Das hier gezeigte Modellauto im 1:18-Maßstab von Anson ist ein klassisches Diecast-Modell und richtet sich an Sammler, die eine robuste Darstellung eines US-Heavy-Duty-Pick-ups suchen. Viele Ausgaben von Anson verfügen über zu öffnende Türen, Haube und eine bewegliche Heckklappe; das kann je nach Charge variieren, passt aber zum Konzept des Herstellers. Die Proportionen greifen die Silhouette des Chevrolet Silverado 3500 stimmig auf: lange Haube, hoher Aufbau, breite Dually-Fender und eine tiefe Ladefläche. Die auf den Fotos sichtbaren verchromten Felgenkappen orientieren sich an den Serien-Stahlfelgen mit Abdeckung; ein spezieller Felgenhersteller lässt sich nicht eindeutig erkennen. Das Farbbild mit goldfarbenem Lack, dunklem Kunststoff an Stoßfänger und Spiegeln sowie dem goldenen Bowtie-Logo entspricht gängigen Serienausführungen der frühen 2000er Jahre. Für die Vitrine liefert das Modell eine anschauliche Darstellung von Größe und Zweck des Vorbildes; durch den Maßstab lässt sich die Länge im Modell grob auf rund 30 cm schätzen, wodurch Details an Grill, Beleuchtung und Innenraum gut sichtbar bleiben. Ein direkter Bezug zu Film oder Serie ist bei genau diesem Fahrzeug nicht erkennbar, was die Einordnung als seriöses Abbild eines Alltagsarbeiters unterstützt.
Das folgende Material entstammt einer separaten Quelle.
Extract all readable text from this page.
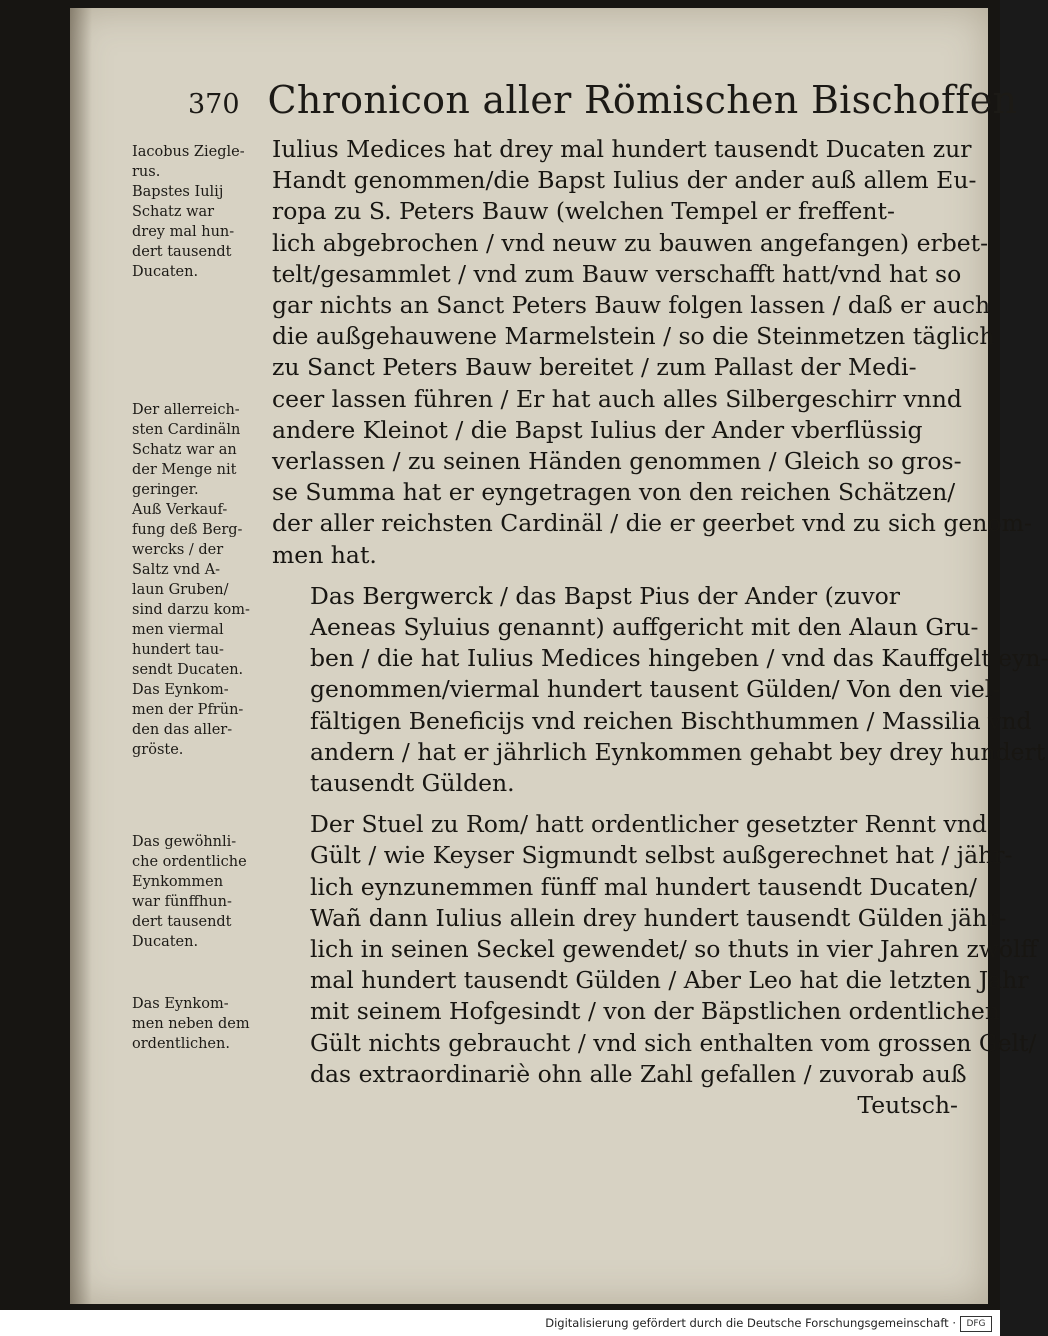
370 Chronicon aller Römischen Bischoffen

Iacobus Ziegle-
rus.

Bapstes Iulij
Schatz war
drey mal hun-
dert tausendt
Ducaten.

Der allerreich-
sten Cardinäln
Schatz war an
der Menge nit
geringer.

Auß Verkauf-
fung deß Berg-
wercks / der
Saltz vnd A-
laun Gruben/
sind darzu kom-
men viermal
hundert tau-
sendt Ducaten.

Das Eynkom-
men der Pfrün-
den das aller-
gröste.

Das gewöhnli-
che ordentliche
Eynkommen
war fünffhun-
dert tausendt
Ducaten.

Das Eynkom-
men neben dem
ordentlichen.

Iulius Medices hat drey mal hundert tausendt Ducaten zur
Handt genommen/die Bapst Iulius der ander auß allem Eu-
ropa zu S. Peters Bauw (welchen Tempel er freffent-
lich abgebrochen / vnd neuw zu bauwen angefangen) erbet-
telt/gesammlet / vnd zum Bauw verschafft hatt/vnd hat so
gar nichts an Sanct Peters Bauw folgen lassen / daß er auch
die außgehauwene Marmelstein / so die Steinmetzen täglich
zu Sanct Peters Bauw bereitet / zum Pallast der Medi-
ceer lassen führen / Er hat auch alles Silbergeschirr vnnd
andere Kleinot / die Bapst Iulius der Ander vberflüssig
verlassen / zu seinen Händen genommen / Gleich so gros-
se Summa hat er eyngetragen von den reichen Schätzen/
der aller reichsten Cardinäl / die er geerbet vnd zu sich genom-
men hat.

Das Bergwerck / das Bapst Pius der Ander (zuvor
Aeneas Syluius genannt) auffgericht mit den Alaun Gru-
ben / die hat Iulius Medices hingeben / vnd das Kauffgelt eyn-
genommen/viermal hundert tausent Gülden/ Von den viel-
fältigen Beneficijs vnd reichen Bischthummen / Massilia vnd
andern / hat er jährlich Eynkommen gehabt bey drey hundert
tausendt Gülden.

Der Stuel zu Rom/ hatt ordentlicher gesetzter Rennt vnd
Gült / wie Keyser Sigmundt selbst außgerechnet hat / jähr-
lich eynzunemmen fünff mal hundert tausendt Ducaten/
Wañ dann Iulius allein drey hundert tausendt Gülden jähr-
lich in seinen Seckel gewendet/ so thuts in vier Jahren zwölff
mal hundert tausendt Gülden / Aber Leo hat die letzten Jahr
mit seinem Hofgesindt / von der Bäpstlichen ordentlichen
Gült nichts gebraucht / vnd sich enthalten vom grossen Gelt/
das extraordinariè ohn alle Zahl gefallen / zuvorab auß
Teutsch-

Digitalisierung gefördert durch die Deutsche Forschungsgemeinschaft ·	DFG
Für Sammler, die technische Authentizität schätzen, ist interessant, dass das Original in dieser Bauphase besonders mit dem Duramax 6.6 in Verbindung mit der Allison-Automatik große Marktanteile gewann. Das Modell von „viper64“ zeigt genau die Merkmale, die diese Version prägten: Extended Cab, langes Bett und Dually-Achse – eine Kombination, die für hohe Anhängelasten im US-Nutzbetrieb häufig gewählt wurde.